A lot of what I do is plugin based and very specialized, but not all. I know you think you know me, but it’s fairly obvious that you are a completely clueless newb. For instance, when you mentioned that I had a “Google Analytics post on my blog” on Twitter, what you actually don’t realize is that it provides information that is no where else on the web in a single place.
It’s obvious that you can’t see the referring/incoming link spam on your WP back-end. But I can. My clients’ could, so I wrote up that blog post. So, technically, that would be something I have committed to the WordPress community that exists nowhere else.
And I didn’t charge a dime for that lesson. Don’t be a sheep.
Haha. Good for you man…you have a total of 9 posts, one of which applies to users of Google Analytics so, by default, that may include WordPress users, thus you’ve contributed to the community. You’ve done so much! I think you contributed more to making yourself look like a moron with that stretch than you did to the WordPress community. Clearly, you’re the clueless one because I was pretty specific about you not having any WordPress tutorials, as in dedicated to WordPress. Put together at least a hundred or so and spend time helping out on some forums then come back and talk about your beliefs and what you’ve done for the WordPress community. Until then, enjoy trying to convince people of your ideas that have made you a part of this. If you want to begin a broad discussion on the direction of WordPress, I suggest you get in touch with Matt Mullenweg. Disagreeing with me and most other WordPress users isn’t going to get you anywhere. In case you missed his tweet, Matt directly replied to you about being wrong regarding his ideas. Good luck.
Seth Miller says
You might want to listen to the most recent podcast Matt was in and hear his vision for the State of WordPress. There are links from my twitter account, and for more information, you may find that here:
This will be the last time I respond because your site is literally hurting my brain to even have to come back to. Cheers
ps. Before firing off some stupid response, look at what i wrote, and then listen to the podcast.
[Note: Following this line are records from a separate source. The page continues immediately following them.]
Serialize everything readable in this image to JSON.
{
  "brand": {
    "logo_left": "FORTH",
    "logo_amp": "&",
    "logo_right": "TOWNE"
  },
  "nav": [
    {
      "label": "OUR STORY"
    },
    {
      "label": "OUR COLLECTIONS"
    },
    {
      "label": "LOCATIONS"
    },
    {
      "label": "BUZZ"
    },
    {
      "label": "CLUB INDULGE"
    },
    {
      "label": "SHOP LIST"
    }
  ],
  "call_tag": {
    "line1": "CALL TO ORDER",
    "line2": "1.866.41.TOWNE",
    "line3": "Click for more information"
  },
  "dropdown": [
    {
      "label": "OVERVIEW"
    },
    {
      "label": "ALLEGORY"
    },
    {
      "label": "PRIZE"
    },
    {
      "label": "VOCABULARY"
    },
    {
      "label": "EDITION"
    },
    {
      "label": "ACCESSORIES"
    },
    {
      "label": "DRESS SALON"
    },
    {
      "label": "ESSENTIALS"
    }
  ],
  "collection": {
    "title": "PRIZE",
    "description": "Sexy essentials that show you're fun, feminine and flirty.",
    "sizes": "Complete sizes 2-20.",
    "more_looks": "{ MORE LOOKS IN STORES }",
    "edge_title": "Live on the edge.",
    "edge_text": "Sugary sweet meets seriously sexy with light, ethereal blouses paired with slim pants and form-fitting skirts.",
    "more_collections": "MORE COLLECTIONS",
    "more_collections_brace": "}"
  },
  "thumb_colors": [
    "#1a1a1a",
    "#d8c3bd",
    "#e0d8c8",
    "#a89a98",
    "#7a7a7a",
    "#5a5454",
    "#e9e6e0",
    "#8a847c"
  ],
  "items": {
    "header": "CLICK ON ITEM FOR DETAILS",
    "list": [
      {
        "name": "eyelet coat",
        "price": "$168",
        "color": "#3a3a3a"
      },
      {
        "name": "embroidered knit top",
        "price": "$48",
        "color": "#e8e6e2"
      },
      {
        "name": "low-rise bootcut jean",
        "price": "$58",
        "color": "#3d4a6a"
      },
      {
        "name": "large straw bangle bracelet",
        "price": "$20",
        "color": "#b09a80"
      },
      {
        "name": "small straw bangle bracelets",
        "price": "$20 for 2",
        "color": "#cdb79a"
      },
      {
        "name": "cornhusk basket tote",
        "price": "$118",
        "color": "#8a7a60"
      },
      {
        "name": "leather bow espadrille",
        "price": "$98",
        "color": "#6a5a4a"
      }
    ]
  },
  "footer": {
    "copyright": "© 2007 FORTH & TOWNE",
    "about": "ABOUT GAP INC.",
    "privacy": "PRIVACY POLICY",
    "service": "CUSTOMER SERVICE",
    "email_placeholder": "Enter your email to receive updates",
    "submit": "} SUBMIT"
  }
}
If you want the short form check my Twitter as it has links to direct quotes (probably about 15 tweets down)
FWIW I’ve never seen you before you were playing Scrappy Doo to Shrihar, which again, I have no problem with, I have a problem with people turning their back on Open Source
I don’t have a problem not being heard of by anyone, especially you. What I’ve done isn’t anywhere near what Sri has done. You have a problem with people “turning their back on open source” and I have a problem with people like you attacking someone who has done exponentially more for the WordPress community than you have and then acting like your views are the only correct ones. Goodbye.